Objective signs of autonomic dysfunction (AD) have been reported in patients with primary SS (pSS) while the presence of associated symptoms has not been systematically studied. Therefore, the aims of this study were (i) to assess the presence and severity of various AD symptoms in pSS patients and (ii) to relate AD symptoms to other clinical features of pSS.


Thirty-eight pSS patients and 200 population-based controls were studied for presence and severity of AD symptoms using the Autonomic Symptom Profile (ASP), a validated self-completed questionnaire evaluating various AD symptoms. In addition, patients were investigated by three different objective autonomic nervous function tests.
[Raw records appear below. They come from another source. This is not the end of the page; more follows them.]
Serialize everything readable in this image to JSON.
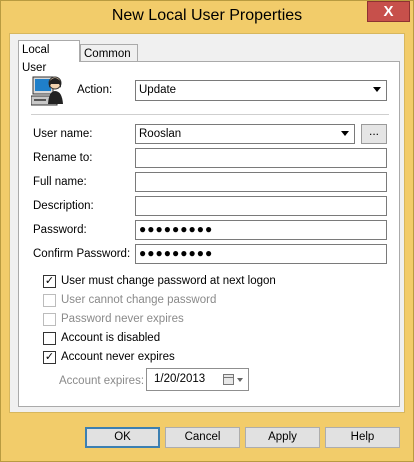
{
  "window": {
    "title": "New Local User Properties",
    "close_label": "X"
  },
  "tabs": [
    {
      "label": "Local User"
    },
    {
      "label": "Common"
    }
  ],
  "form": {
    "action_label": "Action:",
    "action_value": "Update",
    "user_name_label": "User name:",
    "user_name_value": "Rooslan",
    "browse_label": "...",
    "rename_label": "Rename to:",
    "rename_value": "",
    "full_name_label": "Full name:",
    "full_name_value": "",
    "description_label": "Description:",
    "description_value": "",
    "password_label": "Password:",
    "password_value": "●●●●●●●●●",
    "confirm_label": "Confirm Password:",
    "confirm_value": "●●●●●●●●●"
  },
  "checkboxes": [
    {
      "label": "User must change password at next logon",
      "checked": true,
      "enabled": true
    },
    {
      "label": "User cannot change password",
      "checked": false,
      "enabled": false
    },
    {
      "label": "Password never expires",
      "checked": false,
      "enabled": false
    },
    {
      "label": "Account is disabled",
      "checked": false,
      "enabled": true
    },
    {
      "label": "Account never expires",
      "checked": true,
      "enabled": true
    }
  ],
  "expires": {
    "label": "Account expires:",
    "value": "1/20/2013"
  },
  "buttons": {
    "ok": "OK",
    "cancel": "Cancel",
    "apply": "Apply",
    "help": "Help"
  },
  "colors": {
    "title_bar": "#f2cc6a",
    "close_button": "#c7504b",
    "default_button_border": "#3c7fb1"
  }
}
pSS patients scored significantly higher in the parasympathetic [secretomotor disorder, urinary disorder, gastroparesis (females only) and pupillomotor disorder] as well as sympathetic (orthostatic intolerance and vasomotor disorder) ASP domains compared with controls. Consequently, the standardized ASP total score was significantly increased in pSS patients [1.77 (0.57, 3.15) vs - 0.21 (-0.82, 0.72); P = 0.00] and 45% of pSS patients had an ASP total score >/=2 s.d. Furthermore, the autonomic nervous function tests showed signs of objective parasympathetic and sympathetic dysfunction as well. However, the ASP domain and total scores showed limited associations with the objective autonomic nervous function test parameters as well as clinical and serological factors of pSS.


pSS patients showed subjective and objective signs of both a parasympathetic and a sympathetic dysfunction. However, AD symptoms showed limited associations with objective autonomic nervous function as well as other clinical features of the disease.